What ties the story together is the narration of James Garner, telling the story to Gena Rowlands, who is suffering from dementia. The unveiling of their relationship and the point of him telling her the story isn’t exactly a surprise, but it doesn’t need to be. It never feels like it was put in to shock or awe the audience, but instead more or less to show love and life from a different perspective. *SPOILER* I don’t usually add spoilers but the importance of their relationship to the story is almost impossible to avoid without directly referencing to one of the final scenes. It would kill the entire impact the story has without it. The fact that their romance went past happily ever after, and showed the heartache of even growing old with someone you love and in a sense losing them, was the ultimate torture. The scene where Garner breaks down when Rowlands doesn’t remember him was such an honest agony that I was seriously choked up, and movies don’t often make me cry. I didn’t spill the tears, but that moment was what really solidified everything else about the movie. It was so unadulterated and tragic. Just heart wrenching in a way I hadn’t really seen in film before. *SPOILER END*
This might be a “chick flick” but really it’s a film about relationships and a personal reflection into one. A lot of men have recommended this to me over the years and EVERY single woman I know has told me this was a must see. I’m not saying it would have made it into my “Top Ten Chick Flicks” list, but it was definitely a gripping movie that had a more profound significance with me than I had anticipated. It really did capture the essence of young love, old love, and love without restraints. The genuine depiction of the trials and lengths people go through for each other, and the sacrifices made was something anyone who’s experienced true love can relate to, and those that haven’t will want to. The Notebook surely showed that even when love is right, it isn’t always easy and happily ever afters’s don’t happen like they do in the movies. Most of the time.

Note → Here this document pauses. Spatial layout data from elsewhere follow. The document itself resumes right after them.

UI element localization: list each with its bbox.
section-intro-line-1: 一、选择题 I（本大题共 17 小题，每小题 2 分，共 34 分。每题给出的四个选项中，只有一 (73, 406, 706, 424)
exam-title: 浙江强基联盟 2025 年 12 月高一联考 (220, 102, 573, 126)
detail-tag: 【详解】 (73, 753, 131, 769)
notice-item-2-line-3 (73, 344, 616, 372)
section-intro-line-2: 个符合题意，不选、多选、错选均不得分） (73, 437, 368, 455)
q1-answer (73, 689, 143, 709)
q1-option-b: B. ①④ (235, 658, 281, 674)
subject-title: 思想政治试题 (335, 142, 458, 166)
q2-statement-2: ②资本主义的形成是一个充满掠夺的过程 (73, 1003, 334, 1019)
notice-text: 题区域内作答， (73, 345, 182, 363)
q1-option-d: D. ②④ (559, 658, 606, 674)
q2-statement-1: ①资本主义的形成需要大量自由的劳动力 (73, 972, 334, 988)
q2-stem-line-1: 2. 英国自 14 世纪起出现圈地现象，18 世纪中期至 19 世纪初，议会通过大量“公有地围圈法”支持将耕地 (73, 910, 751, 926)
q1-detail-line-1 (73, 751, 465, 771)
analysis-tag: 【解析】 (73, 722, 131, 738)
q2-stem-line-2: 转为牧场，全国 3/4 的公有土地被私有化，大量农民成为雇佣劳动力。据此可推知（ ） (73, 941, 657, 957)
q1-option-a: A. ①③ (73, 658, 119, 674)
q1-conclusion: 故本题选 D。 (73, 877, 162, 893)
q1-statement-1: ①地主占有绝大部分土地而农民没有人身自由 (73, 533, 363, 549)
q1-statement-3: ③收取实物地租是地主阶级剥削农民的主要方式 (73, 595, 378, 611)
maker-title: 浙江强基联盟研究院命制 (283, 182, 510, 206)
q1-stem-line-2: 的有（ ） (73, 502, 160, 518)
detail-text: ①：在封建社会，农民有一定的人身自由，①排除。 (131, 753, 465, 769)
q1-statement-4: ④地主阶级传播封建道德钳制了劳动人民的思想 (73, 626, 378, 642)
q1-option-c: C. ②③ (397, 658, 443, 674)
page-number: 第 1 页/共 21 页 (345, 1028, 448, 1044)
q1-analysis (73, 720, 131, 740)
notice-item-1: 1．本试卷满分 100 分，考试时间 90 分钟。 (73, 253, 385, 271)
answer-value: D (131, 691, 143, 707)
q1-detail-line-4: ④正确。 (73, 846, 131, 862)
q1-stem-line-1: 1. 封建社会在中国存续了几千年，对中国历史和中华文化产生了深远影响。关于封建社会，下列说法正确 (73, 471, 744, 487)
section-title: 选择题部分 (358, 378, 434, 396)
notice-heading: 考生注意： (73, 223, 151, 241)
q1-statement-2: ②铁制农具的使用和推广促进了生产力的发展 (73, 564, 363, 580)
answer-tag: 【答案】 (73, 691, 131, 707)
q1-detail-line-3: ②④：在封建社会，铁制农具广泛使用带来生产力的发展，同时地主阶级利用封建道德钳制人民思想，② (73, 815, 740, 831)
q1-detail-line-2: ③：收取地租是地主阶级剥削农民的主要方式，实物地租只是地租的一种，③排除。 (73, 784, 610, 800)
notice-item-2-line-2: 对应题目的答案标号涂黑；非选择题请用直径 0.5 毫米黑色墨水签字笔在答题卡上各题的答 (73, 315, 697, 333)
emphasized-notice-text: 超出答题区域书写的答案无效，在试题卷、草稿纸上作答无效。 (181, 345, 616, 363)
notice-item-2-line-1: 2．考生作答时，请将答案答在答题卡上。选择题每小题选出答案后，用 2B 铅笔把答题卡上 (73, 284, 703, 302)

I absolutely LOVE this movie. I literally cannot explain how much I LOVE this movie.
Why not the four stars? Your review gave it so many compliments.
This was a pretty great movie, I love James Marsden and trust me I wanted to hate him but your right I just couldn’t he was waaaaay to handsome to hate!!
Added to my ‘flix cue!
One of my favorite movies of all time.
This movie was fake to me and just placated to desperate or heartbroken chicks. I don’t know what guys recommended this movie to you, but I can’t imagine a guy actually liking this movie.
Aw, I’m a guy and I really liked this movie. That is until the last few minutes at which point I almost gagged on just how ‘chick flicky’ it became. HAHA!
James Marsden is a great actor, I like him very well!
One of my friends swears by this movie, I keep telling her she needs to calm down – to no avail. I’m not enamoured with it. It’s fair, but it’s just a little too on the nose for me (from Joan Allen’s uptight mother to Gosling’s “manly” man). Nonetheless, I do leave the film thoroughly impressed with Gena Rowlands. I think she’s excellent here.